Nanopore later picked up another £100 million in contracts.
The British Medical Association has gone public with advice on how to lift the current lockdown. The approach last time was, “Wheeee, that’s over. Go out, have fun, spend money. Don’t work from home. The economy needs you.”
That was followed by a faint, “And, oh, do be careful, okay? Wash your hands or something.”
Which is one of several reasons that we’re now in a second lockdown.

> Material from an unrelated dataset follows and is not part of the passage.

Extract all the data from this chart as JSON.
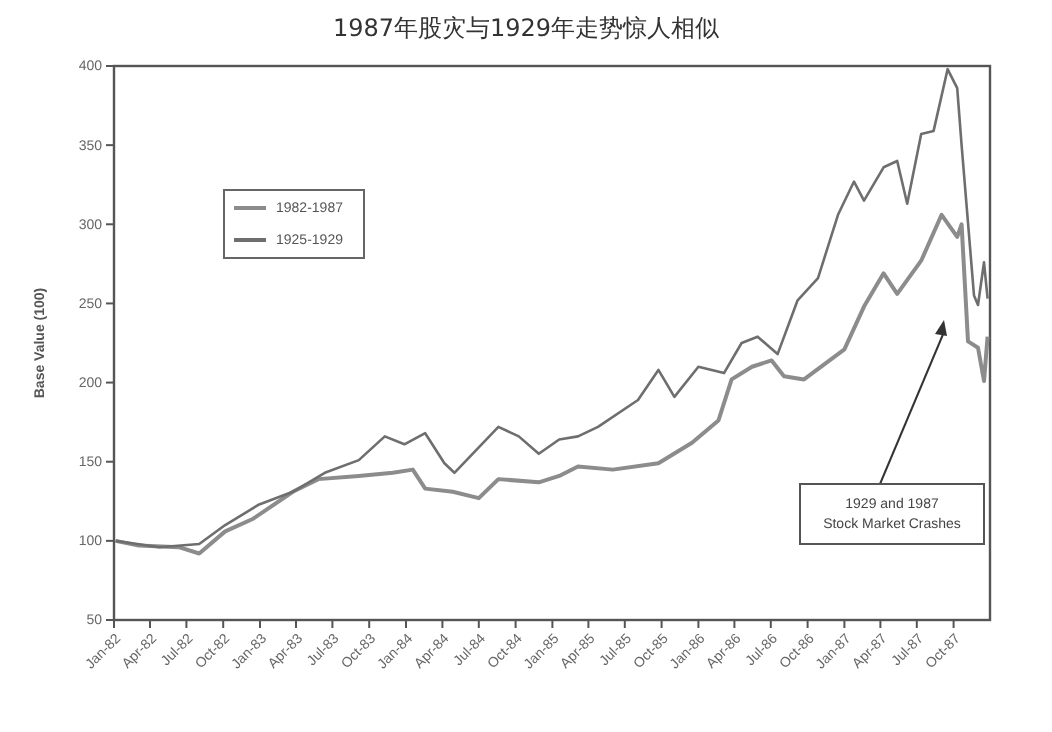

What the BMA advises includes giving local public health teams more of the test and trace budget, along with more oversight of the program; limiting socializing to two households instead of six people; keeping the local tiered lockdown system that imposes varying restrictions depending on an area’s level of infection but banning travel between areas in different tiers; encouraging people to work from home if they can; and replacing guidance about how to keep workplaces and public areas safe with rules about how to keep workplaces etc. safe. The theory goes that rules are enforceable and might be taken more seriously.
Dr. Chaand Nagpaul, the BMA’s chair of council, said, “The big question in practical terms is can we reopen hospitality venues–pubs and restaurants–in the run-up to Christmas and still avoid infection levels increasing?
“I suspect we can’t, but the decision may be made to do so anyhow on the basis that any increase will be slow and may be able to be counteracted later.”
Because what the hell, it’s Christmas. What do a few extra deaths matter?
If I haven’t managed to be funny this time–and I’m pretty sure I haven’t–I’ll try to do better next time. It’s not that this stuff isn’t funny, in a demented sort of way. But it takes time to find the humor and I want to get this posted before the next wave on insanity breaks over us.
Stay well. It’s dangerous out there.